We all love Chad, don't we? You know Chad: the good-looking, unassuming guy who's taller than his rivals, but not too tall as to intimidate shorter guys, with the square jaw and fauxhawk (are those still in play?), who's so nice and just sincerely wants everyone to be able to share their wireless plans? As long as the plan is from Alltel Wireless Network, that is.
Well, haven't you always wondered what it would be like if we saw those guys as kids? No? Me neither. That's not stopping Alltel from releasing a new spot debuting August 22, but already on YouTube, which shows Chad, as well as his antagonists, as kids.
In the spot, Chad is running his own lemonade stand and is letting his customers share their lemonade with their families. The Sprint (and whatever) kids, they don't like it. The end. The sequence is actually a lot shorter than I expected, but that's probably a good thing. I have to say, though, Campbell-Ewald Detroit, the company that developed the ad, did a great job with casting as the young actors they got to play the kid versions are very spot on. I still miss the chubby Sprint guy they replaced a few months back, though.

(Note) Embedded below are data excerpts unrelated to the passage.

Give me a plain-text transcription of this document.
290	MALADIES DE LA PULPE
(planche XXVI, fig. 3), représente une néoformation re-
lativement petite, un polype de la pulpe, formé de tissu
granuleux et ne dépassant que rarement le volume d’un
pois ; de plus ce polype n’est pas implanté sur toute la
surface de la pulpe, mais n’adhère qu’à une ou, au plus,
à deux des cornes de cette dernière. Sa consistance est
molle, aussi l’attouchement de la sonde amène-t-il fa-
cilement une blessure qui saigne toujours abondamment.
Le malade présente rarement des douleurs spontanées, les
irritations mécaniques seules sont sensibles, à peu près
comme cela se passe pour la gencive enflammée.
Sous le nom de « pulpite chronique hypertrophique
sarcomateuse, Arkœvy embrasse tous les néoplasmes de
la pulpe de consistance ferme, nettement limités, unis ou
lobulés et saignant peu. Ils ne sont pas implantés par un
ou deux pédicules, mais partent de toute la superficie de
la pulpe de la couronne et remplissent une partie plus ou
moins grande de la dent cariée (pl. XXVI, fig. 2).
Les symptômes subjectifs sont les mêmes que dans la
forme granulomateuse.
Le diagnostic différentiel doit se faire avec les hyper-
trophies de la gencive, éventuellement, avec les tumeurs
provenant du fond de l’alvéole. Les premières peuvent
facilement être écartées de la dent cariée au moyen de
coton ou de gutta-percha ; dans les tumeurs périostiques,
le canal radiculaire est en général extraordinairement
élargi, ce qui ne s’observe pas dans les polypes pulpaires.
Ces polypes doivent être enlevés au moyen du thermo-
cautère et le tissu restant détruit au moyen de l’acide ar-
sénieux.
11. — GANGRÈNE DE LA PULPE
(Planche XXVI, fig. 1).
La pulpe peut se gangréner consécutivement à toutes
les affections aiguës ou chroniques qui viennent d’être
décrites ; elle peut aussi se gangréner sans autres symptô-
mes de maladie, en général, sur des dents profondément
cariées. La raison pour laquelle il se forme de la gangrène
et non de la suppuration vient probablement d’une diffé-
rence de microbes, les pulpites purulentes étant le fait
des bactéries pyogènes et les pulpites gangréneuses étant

Alltel is using the spot to promote its new "My Circle" Family Choice Plus plans. According to Alltel, for $84.99 per month, customers will receive two lines with 1,000 shared minutes and the ability to call any 10 numbers on any network. Also, customers can receive two lines with 2,000 shared minutes and unlimited calling within their "Circle" of 20 numbers for $114.99.
In addition to the unlimited calling within their "Circle," Family Choice plan customers will receive unlimited mobile-to-mobile calls and unlimited nights and weekends. Customers will also have the ability to choose either free evening calls starting at 7 p.m. or 1,000 text/picture/video messages.
The plans include unlimited texting to their "Circle of Friends" and other Alltel customers. Also, customers can add lines to their My Circle plan for $9.99. Not bad, actually. Too bad I just bought an iPhone 3G (which incidentally works much better in Minneapolis than it does in San Francisco, just FYI).